No. Consistent with prior guidance (e.g., IRS Notice 2012-59), the Proposed Regulations state that the waiting period limitation does not require employers to offer coverage to any particular employee or class of employees, including for example part-time employees. Instead, the limitation prohibits a group health plan from requiring “otherwise eligible” employees to wait more than 90 days before coverage becomes effective. It notes, however, that a failure by an “applicable large employer” (i.e., one with 50 or more full-time equivalent employees) to offer coverage to full-time employees may nevertheless result in penalties under the employer mandate rules in Code section 4980H.
What types of eligibility conditions are permissible/impermissible?
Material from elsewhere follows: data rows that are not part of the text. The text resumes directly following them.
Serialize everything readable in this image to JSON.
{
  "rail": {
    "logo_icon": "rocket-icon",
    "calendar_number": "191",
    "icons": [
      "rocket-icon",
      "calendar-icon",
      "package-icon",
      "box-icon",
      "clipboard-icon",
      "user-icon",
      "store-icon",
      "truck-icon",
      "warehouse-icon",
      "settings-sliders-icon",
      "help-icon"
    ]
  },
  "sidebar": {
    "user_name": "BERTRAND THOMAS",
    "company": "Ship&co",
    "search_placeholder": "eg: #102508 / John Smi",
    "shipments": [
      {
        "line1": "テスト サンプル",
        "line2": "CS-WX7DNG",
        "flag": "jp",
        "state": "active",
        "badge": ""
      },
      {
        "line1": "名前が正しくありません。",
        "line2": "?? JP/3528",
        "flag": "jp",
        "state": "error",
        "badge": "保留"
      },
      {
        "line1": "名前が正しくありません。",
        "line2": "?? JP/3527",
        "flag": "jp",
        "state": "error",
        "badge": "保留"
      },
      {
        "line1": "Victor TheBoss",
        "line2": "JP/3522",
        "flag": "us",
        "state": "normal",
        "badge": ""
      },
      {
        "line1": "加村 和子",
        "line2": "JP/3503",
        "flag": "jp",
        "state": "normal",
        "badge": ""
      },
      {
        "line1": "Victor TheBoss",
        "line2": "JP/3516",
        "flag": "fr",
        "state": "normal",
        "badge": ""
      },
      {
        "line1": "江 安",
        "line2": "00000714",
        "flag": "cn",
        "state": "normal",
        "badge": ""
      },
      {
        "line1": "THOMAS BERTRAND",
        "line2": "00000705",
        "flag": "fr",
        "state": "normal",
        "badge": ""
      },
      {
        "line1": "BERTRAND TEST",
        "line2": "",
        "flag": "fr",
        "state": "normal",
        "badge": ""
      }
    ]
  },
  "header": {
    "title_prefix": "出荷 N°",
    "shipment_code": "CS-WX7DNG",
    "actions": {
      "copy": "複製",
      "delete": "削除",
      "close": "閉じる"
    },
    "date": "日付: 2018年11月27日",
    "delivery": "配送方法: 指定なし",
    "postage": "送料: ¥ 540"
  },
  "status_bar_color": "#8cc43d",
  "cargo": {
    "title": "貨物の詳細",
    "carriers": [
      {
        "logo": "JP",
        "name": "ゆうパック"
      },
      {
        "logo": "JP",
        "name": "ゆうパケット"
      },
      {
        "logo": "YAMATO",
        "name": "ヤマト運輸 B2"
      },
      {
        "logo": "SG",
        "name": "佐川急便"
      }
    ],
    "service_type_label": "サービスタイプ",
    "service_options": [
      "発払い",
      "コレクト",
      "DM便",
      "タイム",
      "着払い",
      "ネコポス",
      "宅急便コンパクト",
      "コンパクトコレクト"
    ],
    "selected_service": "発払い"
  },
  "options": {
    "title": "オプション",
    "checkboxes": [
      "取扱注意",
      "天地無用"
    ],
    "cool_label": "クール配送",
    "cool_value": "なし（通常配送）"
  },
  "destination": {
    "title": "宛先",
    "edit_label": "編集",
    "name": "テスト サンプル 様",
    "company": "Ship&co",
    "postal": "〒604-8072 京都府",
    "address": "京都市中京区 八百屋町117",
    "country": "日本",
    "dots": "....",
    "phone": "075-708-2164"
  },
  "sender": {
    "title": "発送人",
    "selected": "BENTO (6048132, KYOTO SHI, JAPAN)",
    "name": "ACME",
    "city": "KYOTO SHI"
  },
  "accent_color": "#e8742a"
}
In general, the Proposed Regulations provide that it is permissible for a group health plan to impose substantive conditions for eligibility for coverage, so long as the conditions are not designed to avoid compliance with the 90-day limit on waiting periods. It provides as examples of permissible eligibility conditions employees in an eligible job classification or achieving job-related licensure requirements.The Proposed Regulations generally prohibit eligibility conditions that are designed to avoid compliance with the 90-day waiting period limitation. Moreover, eligibility conditions that are based solely on the lapse of a time period are permissible for no more than 90 days. This means that group health plans that base eligibility for a part-time employee on the employee working, for example, a year or more will have to consider other design options.The Proposed Regulations do, however, permit group health plans that condition eligibility on an employee regularly having a specified number of hours of service per pay period (or working on a full-time basis as defined under the employer mandate rules) to take a “reasonable period of time” to determine whether the employee meets the eligibility condition. To be considered a reasonable period of time, the determination period must not exceed 12 months and must begin on the date between the employee’s start date and the first day of the calendar month following the employee’s start date. Under this rule, coverage generally must be made effective no later than 13 months from the employee’s start date (plus a fraction of a month if the employee’s start date is not the first day of a calendar month).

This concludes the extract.